Pandemic sees electronic fixed income trading skyrocket in 2021

Research by Greenwich Associates estimated that the average daily e-trading volume reached a new record of $10.6 billion in January earlier this year.

Remote working conditions and volatility caused by the pandemic have caused electronic trading volumes to skyrocket in 2021, according to a report by Greenwich Associates.

The statistics from Greenwich confirmed that the average daily volume for fixed income electronic trading had reached a new record of $10.6 billion in January earlier this year.

The new record significantly surpassed the previously set record of $10.3 billion that was recorded in May last year.

Greenwich Associates’ head of research for market structure and technology, Kevin McPartland, attributed the surge in electronic trading seen to long-term conditions caused by the COVID-19 pandemic.

“It’s [the growth of e-trading] been several years in the making but 2020 definitely accelerated things. There was definitely a work-from-home component and a more macroeconomic backing to it considering how busy the credit markets were. We also saw a surge in new issuance and a lot of speculation around high yield markets and whether there would be defaults,” said McPartland.

“There were a lot of natural market forces that also drove the need for people to find liquidity by trading more bonds in more efficient ways. I think a lot of the adoption is certainly about electronic execution but there’s also a big workflow compliance component to that as well.”

According to the report by Greenwich, one element of this surge that stood out was the proportion of these new volumes that are taking place on tools other than disclosed request for quote (RFQ), which the firm said now accounts for nearly half of the volumes.

In January, MarketAxess reported one-third of its volume was through its anonymous RFQ and all-to-all trading tool, OpenTrading, said Greenwich Associates.

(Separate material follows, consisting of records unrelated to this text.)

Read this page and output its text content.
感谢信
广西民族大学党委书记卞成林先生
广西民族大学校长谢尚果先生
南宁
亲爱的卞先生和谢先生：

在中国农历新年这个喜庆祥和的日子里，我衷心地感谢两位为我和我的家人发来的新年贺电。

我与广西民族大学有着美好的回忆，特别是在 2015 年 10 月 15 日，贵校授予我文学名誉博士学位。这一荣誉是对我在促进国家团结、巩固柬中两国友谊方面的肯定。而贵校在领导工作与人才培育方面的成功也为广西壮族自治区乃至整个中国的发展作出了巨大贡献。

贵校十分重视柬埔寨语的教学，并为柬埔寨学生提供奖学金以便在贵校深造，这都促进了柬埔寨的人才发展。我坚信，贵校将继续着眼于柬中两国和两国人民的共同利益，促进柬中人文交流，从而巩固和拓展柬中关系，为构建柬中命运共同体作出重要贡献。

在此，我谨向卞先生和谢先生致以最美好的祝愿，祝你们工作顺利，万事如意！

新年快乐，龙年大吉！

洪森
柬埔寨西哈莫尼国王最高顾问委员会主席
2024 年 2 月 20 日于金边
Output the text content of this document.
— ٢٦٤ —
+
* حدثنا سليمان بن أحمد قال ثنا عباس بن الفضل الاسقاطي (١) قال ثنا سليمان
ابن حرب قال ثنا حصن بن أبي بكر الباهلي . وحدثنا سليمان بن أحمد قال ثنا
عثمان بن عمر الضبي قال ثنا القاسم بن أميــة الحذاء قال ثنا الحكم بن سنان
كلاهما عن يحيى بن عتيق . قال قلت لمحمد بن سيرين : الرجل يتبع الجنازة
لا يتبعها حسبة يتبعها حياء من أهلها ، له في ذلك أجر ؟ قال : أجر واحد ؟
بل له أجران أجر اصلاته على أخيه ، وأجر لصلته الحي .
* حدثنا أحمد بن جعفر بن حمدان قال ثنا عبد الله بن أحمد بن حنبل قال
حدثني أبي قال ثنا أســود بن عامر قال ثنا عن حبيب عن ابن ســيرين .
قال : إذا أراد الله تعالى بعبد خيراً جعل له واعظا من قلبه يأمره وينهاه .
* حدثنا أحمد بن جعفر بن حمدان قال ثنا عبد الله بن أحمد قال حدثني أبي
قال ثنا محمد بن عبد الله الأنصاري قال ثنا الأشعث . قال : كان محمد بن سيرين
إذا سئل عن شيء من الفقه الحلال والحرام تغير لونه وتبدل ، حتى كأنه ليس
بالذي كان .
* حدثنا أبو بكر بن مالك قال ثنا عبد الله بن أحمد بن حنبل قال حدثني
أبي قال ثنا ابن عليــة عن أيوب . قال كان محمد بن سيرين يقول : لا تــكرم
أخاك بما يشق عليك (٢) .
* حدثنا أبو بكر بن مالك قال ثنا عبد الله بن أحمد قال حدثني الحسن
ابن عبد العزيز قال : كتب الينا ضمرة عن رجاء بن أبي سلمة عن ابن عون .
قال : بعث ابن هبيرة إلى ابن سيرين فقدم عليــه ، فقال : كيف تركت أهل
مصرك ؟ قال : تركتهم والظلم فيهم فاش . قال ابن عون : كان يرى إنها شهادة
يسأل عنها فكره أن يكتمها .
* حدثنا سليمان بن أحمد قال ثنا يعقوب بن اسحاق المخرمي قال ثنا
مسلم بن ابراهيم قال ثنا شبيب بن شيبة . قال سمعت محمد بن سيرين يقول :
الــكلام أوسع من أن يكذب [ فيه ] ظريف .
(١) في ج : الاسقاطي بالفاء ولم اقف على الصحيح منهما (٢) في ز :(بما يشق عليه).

While Tradeweb had also seen increasing demand for its Dealerweb Sweep and portfolio trading offering.

“There’s a lot of adoption of outside the traditional, what we would think of as bond trading and RFQ,” said McPartland. “We have got to the point where the low hanging fruit had been picked, so people have been trying to figure out how they trade in bonds that are less liquid, how do they trade bonds that are harder to price, how do they trade large block orders etc. that hadn’t been done electronically before.”

Portfolio trading, which allows traders to bundle multiple bonds into a single basket to be executed in one transaction has become increasingly popular with participants in the last year as a tool for risk management during market volatility.

According to research from Greenwich Associates in June, just under half of fixed income investors in Europe said they had either executed or planned to execute a portfolio trade within the next year.

Earlier this year, ICE Bonds also confirmed it had recorded significant increases in its volumes for fixed income portfolio trading in Q4 of 2020 with its notional activity rising to $1.9 billion.

The volumes recorded in Q4 had doubled compared with the previous quarter and marked the strongest period of activity the exchange had seen since first launching portfolio trading.

The uptake in portfolio trading in recent years has driven the uptake in electronic trading in the fixed income markets as the process still heavily involves what is effectively a shared google spreadsheet, said McPartland.

Greenwich Associates confirmed in research from June that portfolio trading remained a heavily manual process.

Several portfolio trading initiatives have been launched by participants in recent months as the market looks to cope with the increasing demand in the fixed income market.

In December, US investment bank Citi made two senior appointments across its bond trading business under plans to expand its portfolio trading franchise.